Machine Learning: Rare function not working as expected

Hi all,

I am experimenting with using ML to identify anomalies for rare children of a parent by host. My data looks as follows:

{
    "@timestamp": "2017-01-01T01:01:01.799Z",
    "combined_name": "parent1_child1",
    "child": "child1",
    "parent": "parent1",
    "host": "Host123"
  }

If I set up a detector as follows:

"analysis_config": {
    "bucket_span": "30s",
    "detectors": [
      {
        "detector_description": "rare children",
        "function": "rare",
        "by_field_name": "combined_name.keyword",
        "detector_rules": []
      }
    ],
    "influencers": [
      "host.keyword"
    ]
  }

It fails to detect any anomalies. I tried a different approach:

{
        "detector_description": "rare children",
        "function": "rare",
        "by_field_name": "child.keyword",
        "over_field_name": "parent.keyword",
        "detector_rules": []
      }
    ],
    "influencers": [
      "host.keyword"
    ]
  }

Any help would be appreciated!

Many thanks,

Matt.

1 Like

Hi Matt,

Before making a recommendation, I thought I'd give you some general background on the rare functionality which will hopefully be useful when thinking about applying it in other cases as well.

First, all our rare functions are relative, i.e. something is only rare if it stands out as rare with respect to the other items for the by field. If for example, a data set comprises 100 records each with a unique value for the field x, say x1, x2, ..., x100, then rare by x will produce no anomalies because all the values are equally unusual.

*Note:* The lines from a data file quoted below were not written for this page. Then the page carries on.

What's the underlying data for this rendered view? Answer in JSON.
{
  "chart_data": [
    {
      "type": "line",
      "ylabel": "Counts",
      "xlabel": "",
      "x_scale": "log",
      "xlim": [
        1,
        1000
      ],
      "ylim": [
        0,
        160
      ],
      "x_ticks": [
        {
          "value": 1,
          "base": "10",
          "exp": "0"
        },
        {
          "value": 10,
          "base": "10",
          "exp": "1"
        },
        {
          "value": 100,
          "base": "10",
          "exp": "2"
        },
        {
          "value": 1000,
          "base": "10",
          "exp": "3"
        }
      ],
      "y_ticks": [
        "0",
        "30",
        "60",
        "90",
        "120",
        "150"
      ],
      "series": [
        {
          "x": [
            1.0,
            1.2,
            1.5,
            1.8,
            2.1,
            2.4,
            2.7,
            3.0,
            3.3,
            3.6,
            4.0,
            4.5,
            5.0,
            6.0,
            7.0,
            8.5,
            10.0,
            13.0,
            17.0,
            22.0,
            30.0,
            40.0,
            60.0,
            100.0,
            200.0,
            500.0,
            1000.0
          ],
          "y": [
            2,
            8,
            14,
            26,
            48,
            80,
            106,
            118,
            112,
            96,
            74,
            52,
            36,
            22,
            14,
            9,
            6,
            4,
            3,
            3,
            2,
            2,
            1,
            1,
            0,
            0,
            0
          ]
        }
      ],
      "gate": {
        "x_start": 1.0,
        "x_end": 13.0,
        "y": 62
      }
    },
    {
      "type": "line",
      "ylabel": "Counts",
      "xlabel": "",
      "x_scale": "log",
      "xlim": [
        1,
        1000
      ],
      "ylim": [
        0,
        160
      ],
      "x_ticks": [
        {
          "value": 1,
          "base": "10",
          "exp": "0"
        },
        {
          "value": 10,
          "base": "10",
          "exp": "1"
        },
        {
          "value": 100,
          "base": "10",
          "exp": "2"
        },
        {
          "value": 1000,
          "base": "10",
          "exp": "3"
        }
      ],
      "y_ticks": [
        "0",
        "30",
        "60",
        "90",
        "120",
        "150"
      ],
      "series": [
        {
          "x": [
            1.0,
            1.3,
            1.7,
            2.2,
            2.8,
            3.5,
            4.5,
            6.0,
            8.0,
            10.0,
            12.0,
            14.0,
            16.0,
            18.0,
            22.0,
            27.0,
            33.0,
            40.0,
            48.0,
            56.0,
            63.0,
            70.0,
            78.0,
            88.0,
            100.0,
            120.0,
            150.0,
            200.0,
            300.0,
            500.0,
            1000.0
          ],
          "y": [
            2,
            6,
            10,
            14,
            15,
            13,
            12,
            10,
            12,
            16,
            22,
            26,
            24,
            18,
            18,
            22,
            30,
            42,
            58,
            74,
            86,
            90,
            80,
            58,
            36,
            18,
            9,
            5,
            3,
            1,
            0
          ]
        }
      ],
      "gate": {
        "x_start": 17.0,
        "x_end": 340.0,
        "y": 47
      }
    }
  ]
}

There is no reason to highlight when a bucket contains x1 vs for example x22. This means that it is possible that if the by field value has a long tail of unique, or very unusual, values then we may say there are no rare values.

Second, "rare by x" vs "rare by x over y" have somewhat different meanings:

  • "rare by x" is looking for time intervals, i.e. buckets, which are especially unusual, i.e. they contain sets of by field values which don't occur in many buckets (compared to typical). So a by field value is rare if it occurs in many fewer buckets than is typical. Also, buckets which have multiple rare field values are considered especially rare.
  • "rare by x over y" is looking for an interaction of y, i.e. all the records of y in a time bucket, which is especially unusual. Here, we say a value of x is rare only if it isn't generated by many unique values of y, i.e. it is something fairly specific to just that value of y, again compared to typical. As with "rare by x", an interaction is especially unusual if it comprises multiple rare field values.

Going back to your case. When you are doing "rare by parent.child" you are looking for a combination of rare child and parent which conceptually can be rare because the child is rare, the parent is rare or the child is rare for the parent. However, I expect you are running into the first case above that there are many unique or very unusual combinations and so nothing stands out as especially rare. When you are doing "rare by child over parent" you are using that different measurement of rare, i.e. looking for children of very few parents.

To aim at just what you are after, i.e. target finding rare children of a parent, the best detector is "rare by child partition=parent". This creates a separate rare analysis for each partition, i.e. it'll tell you about buckets where child processes crop up which haven't occurred in many buckets in the past, but narrowed to only those records associated with a given parent. Even with this detector, the data characteristics might be such that nothing is especially unusual, i.e. there may not be many examples of (parent, child) pairs, or even for a parent there may be many fairly unique children. In these case we don't say anything stands out as especially unusual. One other thing to bare in mind is that our UI is geared to show highly unusual events and so may not flag up anything as a significant anomaly. You can also check our results indices which will include all results we think are even somewhat unusual.

One last thing to mention in the context of rare analysis is that it can be useful to look for entities that are unusual in multiple ways. To achieve this you can set up multiple detectors targeting different ways some data can be rare and use an influencer which is the entity. If that entity labels all the records which are unusual for each detector we notice this and flag up the entity as especially unusual. Applying this thinking to your case, you might run "rare by child partition=parent" and "rare by child over parent" and we'll highlight interactions where "an unusual child occurs for a parent" AND "that child doesn't occur for many other parents". (Again caveats regarding data characteristics apply.)

HI Tom,

Thanks for the quick and detailed response. That is much clearer and I now understand the rare concept.

Presumably the accuracy of rare will improve over time as the dataset increases in size and the model refines?

Regards,

Matt.

Hi Matt,

No problem. Yes, what you typically see is that you get a lot of new field values at start up and then things stabilise and you generally see repeated field values and the occasional new one. In these cases, we do over time get more confident that new things are genuinely anomalous.

That said, we also have an ageing mechanism which slowly forgets old data. Eventually the modelling reaches a steady state which conceptually you can think of as like a v.long sliding window (albeit with more recent data carrying more weight). The parameter for this isn't currently exposed, but some more fine grained control of aspects of the modelling is something we are thinking exposing in a future release.

Regards,
Tom

1 Like

This topic was automatically closed 28 days after the last reply. New replies are no longer allowed.